Mr Leech, who wrote a scathing editorial on the failure of the PPO to disclose details of those who have died in custody in the 2023 edition of the annual reference book, said: “Make no mistake, this change of ombudsman policy, moving from secrecy to openness in disclosing the details of those who have died inside our prisons within a week of their deaths, is truly momentous.

“That shocking failure to acknowledge the public’s right to know who, where and when someone had died in the custody of [the] state shortly after it happened, has been an issue I have raised with every prisons ombudsman since 2010 – all without any success, until now.

“This abrupt about turn will rightly have a welcome and vitally important effect on the perceived independence of the prisons ombudsman, and it shows respect too for bereaved families who, since the office of prisons ombudsman was created exactly 30 years ago, have been treated with an appalling lack of respect.”

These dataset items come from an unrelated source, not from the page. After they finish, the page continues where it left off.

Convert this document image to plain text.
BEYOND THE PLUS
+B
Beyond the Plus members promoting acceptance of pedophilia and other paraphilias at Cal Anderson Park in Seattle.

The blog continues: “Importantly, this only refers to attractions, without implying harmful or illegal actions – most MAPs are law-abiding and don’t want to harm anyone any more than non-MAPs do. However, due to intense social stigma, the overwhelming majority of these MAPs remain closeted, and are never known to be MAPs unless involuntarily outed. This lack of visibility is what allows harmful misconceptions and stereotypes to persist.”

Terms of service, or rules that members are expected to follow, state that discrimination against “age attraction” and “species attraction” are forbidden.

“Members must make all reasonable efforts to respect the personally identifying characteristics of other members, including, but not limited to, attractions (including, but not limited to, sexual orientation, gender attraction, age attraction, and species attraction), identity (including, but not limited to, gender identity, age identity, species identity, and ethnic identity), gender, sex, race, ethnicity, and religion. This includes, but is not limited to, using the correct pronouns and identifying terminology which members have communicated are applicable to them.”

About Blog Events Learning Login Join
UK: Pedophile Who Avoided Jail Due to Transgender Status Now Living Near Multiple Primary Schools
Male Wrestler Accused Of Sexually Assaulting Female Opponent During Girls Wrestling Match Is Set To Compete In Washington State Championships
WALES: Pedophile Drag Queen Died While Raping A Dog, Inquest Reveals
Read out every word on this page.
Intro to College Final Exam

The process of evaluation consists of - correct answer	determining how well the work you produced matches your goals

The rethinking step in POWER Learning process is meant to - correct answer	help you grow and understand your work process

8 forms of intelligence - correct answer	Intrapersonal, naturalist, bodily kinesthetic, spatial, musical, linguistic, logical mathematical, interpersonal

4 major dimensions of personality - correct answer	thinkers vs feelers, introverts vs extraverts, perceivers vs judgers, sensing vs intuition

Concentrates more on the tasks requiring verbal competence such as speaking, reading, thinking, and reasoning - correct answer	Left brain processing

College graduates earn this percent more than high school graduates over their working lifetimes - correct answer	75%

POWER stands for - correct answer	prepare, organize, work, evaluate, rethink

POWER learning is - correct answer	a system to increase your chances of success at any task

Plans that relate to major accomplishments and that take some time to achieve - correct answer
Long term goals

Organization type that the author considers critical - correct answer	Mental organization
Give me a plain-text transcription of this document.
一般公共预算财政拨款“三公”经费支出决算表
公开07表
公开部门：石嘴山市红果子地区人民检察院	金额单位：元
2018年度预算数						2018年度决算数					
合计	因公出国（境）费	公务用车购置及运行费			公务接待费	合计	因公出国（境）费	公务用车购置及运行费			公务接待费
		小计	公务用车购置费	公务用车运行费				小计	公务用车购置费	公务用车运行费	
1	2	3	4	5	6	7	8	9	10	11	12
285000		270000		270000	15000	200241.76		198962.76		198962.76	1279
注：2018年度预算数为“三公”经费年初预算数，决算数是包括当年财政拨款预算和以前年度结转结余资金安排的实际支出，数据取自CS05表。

Inquest, which supports bereaved families, said the move is welcome but raised questions over the impact of rapid publication on grieving families who may not have held a funeral.

Spokesperson Lucy McKay told The Independent: “Transparency following deaths in prison is vital to ensure that the public are aware of the fatal consequences of our failing criminal justice system.

“The regular publication of information on individual deaths and the prisons they are taking place in is welcome but must be balanced with the needs of the bereaved people.

“Behind every person who has died in prison are countless bereaved family members and friends who are responding to the loss of a loved one.”